Immersive Technologies has developed training simulators for underground continuous coal miners, shuttle cars, roof bolters, longwalls and miner bolters, its first foray into this market.
Thoroughtec has unveiled an underground soft coal mining simulation that takes on the industry’s call for ultra-realism and reliability.
Immersive business unit manager Richard Beesley said the company could offer a degree of training effectiveness not previously available to underground coal mining operations.
The Immersive simulators provide an authentic and comprehensive re-creation of an underground coal mining work environment, according to the company.
Beesley, an experienced roof bolter operator, said: “The expanded product line is the result of intense research and development drawing from the original equipment manufacturers, industry best practices, subject matter experts and safety requirements specific to the underground coal mining industry.”
Through Immersive Technologies’ RealMove natural movement system the operator can naturally walk around the three-dimensional virtual environment to avoid hazards or perform a full walk around of the machine.
This was a key feature for remote machine operators where awareness of ones surroundings could be the difference between life and death, Beesley said.
“The ability to train operators to react correctly during potentially life-threatening situations is invaluable in underground mining,” he said. “Many dangerous situations rarely take place, so training operators to understand proper protocol in a safe environment is essential for underground operations.”
The machines operate on Immersive’s CM360 Advanced Equipment Simulator.

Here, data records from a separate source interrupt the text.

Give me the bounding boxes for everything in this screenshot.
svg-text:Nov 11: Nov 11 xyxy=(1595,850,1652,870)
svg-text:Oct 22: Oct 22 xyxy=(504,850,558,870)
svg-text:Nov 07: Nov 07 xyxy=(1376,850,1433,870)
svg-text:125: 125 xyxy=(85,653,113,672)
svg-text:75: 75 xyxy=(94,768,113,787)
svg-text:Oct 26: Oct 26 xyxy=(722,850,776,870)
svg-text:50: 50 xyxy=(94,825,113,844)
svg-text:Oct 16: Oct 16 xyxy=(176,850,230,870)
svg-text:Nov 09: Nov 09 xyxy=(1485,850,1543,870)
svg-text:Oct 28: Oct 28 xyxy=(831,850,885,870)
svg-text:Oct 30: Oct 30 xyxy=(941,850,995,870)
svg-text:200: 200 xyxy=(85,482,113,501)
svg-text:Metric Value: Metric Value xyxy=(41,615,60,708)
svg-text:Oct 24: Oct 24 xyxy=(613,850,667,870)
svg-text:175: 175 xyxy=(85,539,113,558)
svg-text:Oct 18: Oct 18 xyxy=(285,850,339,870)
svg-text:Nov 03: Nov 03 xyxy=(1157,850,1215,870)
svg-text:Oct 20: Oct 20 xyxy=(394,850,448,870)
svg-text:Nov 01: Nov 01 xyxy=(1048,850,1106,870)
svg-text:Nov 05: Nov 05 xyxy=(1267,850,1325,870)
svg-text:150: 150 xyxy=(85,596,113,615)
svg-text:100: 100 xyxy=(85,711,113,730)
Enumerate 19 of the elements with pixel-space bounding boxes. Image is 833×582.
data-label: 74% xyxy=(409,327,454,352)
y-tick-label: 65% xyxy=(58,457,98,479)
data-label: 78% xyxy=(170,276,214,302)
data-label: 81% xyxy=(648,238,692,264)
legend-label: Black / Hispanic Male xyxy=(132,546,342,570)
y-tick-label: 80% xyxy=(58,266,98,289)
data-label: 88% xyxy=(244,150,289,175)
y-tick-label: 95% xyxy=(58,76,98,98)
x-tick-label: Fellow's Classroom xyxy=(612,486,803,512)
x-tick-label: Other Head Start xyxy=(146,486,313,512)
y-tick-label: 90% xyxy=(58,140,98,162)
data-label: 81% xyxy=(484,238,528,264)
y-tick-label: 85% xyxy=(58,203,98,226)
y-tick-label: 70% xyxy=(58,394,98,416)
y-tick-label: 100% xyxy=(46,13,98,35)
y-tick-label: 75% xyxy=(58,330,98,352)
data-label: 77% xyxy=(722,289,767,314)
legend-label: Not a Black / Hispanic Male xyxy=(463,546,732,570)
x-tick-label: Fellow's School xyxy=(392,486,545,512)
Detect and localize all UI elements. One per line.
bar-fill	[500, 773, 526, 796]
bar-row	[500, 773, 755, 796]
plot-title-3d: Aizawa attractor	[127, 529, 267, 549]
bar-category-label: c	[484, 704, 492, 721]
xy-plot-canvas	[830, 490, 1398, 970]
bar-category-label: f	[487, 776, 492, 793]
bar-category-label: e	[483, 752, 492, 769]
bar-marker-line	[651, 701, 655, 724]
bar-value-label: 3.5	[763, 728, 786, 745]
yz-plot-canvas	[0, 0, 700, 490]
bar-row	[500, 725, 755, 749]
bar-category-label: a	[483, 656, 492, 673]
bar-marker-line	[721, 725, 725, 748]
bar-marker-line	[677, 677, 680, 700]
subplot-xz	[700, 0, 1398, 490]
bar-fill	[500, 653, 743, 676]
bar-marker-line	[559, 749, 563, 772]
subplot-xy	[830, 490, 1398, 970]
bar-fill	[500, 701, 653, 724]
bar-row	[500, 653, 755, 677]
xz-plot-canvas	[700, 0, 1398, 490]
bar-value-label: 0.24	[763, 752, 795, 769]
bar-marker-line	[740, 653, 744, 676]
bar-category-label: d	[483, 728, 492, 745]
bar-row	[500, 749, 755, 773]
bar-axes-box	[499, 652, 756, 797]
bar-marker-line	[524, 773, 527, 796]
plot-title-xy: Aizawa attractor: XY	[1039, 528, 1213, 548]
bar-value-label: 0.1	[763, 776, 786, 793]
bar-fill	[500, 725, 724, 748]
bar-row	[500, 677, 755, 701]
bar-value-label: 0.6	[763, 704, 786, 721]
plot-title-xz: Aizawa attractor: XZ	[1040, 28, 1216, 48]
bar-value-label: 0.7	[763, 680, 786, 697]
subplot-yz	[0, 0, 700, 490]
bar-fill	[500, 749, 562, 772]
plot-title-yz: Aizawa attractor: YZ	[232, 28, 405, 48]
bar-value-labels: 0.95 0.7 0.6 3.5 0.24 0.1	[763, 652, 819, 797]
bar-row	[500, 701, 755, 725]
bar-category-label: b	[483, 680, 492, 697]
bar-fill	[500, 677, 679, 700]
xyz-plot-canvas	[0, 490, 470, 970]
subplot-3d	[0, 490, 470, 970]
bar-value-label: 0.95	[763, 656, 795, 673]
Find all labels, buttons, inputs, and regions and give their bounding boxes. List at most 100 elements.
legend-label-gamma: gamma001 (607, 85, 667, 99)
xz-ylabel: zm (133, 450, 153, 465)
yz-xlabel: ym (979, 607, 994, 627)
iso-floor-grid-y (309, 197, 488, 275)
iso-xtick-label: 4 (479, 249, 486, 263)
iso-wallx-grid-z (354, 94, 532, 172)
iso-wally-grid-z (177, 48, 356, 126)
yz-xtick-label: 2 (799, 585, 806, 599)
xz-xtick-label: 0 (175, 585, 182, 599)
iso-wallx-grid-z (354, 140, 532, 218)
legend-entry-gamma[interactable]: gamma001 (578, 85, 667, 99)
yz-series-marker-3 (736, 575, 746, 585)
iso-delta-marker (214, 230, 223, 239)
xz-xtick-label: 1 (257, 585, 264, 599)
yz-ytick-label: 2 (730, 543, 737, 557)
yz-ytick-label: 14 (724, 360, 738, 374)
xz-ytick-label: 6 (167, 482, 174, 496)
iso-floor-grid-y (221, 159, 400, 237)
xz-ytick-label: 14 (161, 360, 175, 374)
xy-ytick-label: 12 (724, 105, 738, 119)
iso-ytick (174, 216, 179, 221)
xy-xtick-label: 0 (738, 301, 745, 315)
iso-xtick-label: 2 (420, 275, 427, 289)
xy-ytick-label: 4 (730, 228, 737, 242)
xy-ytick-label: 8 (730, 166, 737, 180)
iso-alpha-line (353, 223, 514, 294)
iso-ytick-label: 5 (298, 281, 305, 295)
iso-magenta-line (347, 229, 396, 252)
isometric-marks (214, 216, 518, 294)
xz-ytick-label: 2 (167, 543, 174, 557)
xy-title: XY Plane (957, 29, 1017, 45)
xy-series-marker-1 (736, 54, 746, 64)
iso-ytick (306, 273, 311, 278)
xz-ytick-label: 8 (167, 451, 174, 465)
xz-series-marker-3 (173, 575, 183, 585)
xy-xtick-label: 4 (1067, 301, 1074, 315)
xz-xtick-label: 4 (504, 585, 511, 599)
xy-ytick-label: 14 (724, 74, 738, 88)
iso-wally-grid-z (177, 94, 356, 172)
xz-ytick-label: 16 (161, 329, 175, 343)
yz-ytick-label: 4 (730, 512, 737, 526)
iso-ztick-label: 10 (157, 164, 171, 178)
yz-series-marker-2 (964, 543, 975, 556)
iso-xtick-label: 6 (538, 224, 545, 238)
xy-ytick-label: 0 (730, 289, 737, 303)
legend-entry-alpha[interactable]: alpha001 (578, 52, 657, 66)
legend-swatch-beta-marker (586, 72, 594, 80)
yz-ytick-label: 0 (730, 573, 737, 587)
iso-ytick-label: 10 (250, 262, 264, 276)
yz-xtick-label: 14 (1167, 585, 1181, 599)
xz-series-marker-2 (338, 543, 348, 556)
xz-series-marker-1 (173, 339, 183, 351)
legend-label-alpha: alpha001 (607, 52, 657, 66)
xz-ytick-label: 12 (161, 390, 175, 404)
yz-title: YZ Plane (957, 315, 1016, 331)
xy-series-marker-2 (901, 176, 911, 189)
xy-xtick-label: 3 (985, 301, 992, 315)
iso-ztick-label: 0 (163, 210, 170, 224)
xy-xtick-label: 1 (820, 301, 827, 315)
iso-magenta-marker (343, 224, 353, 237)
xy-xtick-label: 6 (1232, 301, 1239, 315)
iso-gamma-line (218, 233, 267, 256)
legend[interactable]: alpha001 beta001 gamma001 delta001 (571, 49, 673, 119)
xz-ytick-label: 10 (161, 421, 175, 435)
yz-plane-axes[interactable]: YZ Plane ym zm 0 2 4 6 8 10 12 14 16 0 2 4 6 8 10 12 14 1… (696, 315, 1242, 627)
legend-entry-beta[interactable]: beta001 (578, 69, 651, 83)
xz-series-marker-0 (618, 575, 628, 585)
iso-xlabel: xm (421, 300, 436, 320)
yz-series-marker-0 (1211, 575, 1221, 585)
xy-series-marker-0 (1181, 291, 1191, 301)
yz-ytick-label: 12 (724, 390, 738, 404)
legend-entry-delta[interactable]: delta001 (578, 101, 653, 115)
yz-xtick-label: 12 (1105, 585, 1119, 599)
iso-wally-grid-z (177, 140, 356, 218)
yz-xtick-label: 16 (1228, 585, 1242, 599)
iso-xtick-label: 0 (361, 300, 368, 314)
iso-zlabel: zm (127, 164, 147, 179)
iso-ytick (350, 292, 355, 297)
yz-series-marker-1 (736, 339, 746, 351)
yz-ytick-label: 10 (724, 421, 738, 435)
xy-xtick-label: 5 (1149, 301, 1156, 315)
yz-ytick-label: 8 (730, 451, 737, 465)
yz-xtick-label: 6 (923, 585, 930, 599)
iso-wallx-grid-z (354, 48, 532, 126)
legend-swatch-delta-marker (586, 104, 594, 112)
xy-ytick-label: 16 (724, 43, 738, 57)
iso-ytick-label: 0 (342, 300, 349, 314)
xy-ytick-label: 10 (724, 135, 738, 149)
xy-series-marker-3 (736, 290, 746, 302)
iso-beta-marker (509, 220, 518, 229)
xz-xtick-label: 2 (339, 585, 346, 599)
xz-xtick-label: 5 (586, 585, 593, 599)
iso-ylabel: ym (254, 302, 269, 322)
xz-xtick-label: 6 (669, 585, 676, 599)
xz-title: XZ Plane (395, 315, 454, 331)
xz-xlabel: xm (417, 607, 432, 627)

The CM360 utilises the full 360 degree visual experience recognising the distinct operating conditions of the underground mining environment.
It features an entirely removable motion platform to permit both seated and remote operated simulation from within the one platform.
Particular care and attention to detail has been put into the visuals for these machines, setting new standards in 3D graphical machine models for mining simulations.
Thoroughtec’s underground soft coal mining simulation deals with a key problem with the systems for underground soft rock simulation.
Namely that they have historically been low-fidelity systems that could not accurately create an entirely realistic training experience.
The company has tackled underground mining simulation for 15 years.
It has also developed an accurate dragline simulator for surface soft rock applications.
It took on the industry’s demand challenge – and Cybermine was born.
“The Cybermine range of simulators has been extremely successful in realising productivity gains and safety improvements in both the hard rock underground mining environment and in surface coal mining operations,” Thoroughtec director Dr John Waltham said.
“So it was a rational progression for us to apply these proven training technologies and techniques to the underground soft rock environment.”
The Cybermine simulators, according to the company, will be launched alongside its newly expanded suite of simulation and training products, providing its customers with a complete training solution.
“While the time-proven Cybermine high-fidelity full mission simulator (FMS) will continue to be the cornerstone of the range, it will be supplemented by two complementary systems,” Waltham said.
BHP Billiton, he added, had already placed a significant order for one of its underground soft rock mine sites.
“This development will feature six different machine types making up the whole range of underground equipment used in the soft rock underground coal mining environment.
“(These include) a Joy continuous miner and shuttle car, a Fletcher bolter, a Sandvik LHD and two utility-type vehicles,” he said.
The introductory computer-based trainer (CBT) and intermediate operator familiarisation trainer (OFT) will work in conjunction with the advanced Cybermine FMSs to take inexperienced operators with just a basic level of education through a comprehensive training process until they are able to qualify with an operator’s licence.
The training suite also is particularly effective for refresher training or training experienced operators on new equipment.
The FMS is an advanced modular system that makes use of fully functional interchangeable vehicle cabs fitted to motion platforms and uses high-definition displays to project a 270-degree or 360-degree field of view.
This immerses the trainee operator in an ultra-realistic, high-fidelity 3Dminesite in which to train.
A full range of training exercises, including procedural and emergency scenarios, and scoring and reporting tasks can be utilised by the instructor. “To maximise return on investment, the OFT makes use of Cybermine simulator cabs that are not being used on the full mission simulator,” the company said.
Moreover, the OFT allows trainee operators to familiarise themselves with the identification and basic operation of the instruments and controls of a specific machine type via a touchscreen user interface, preparing them for training on the FMS.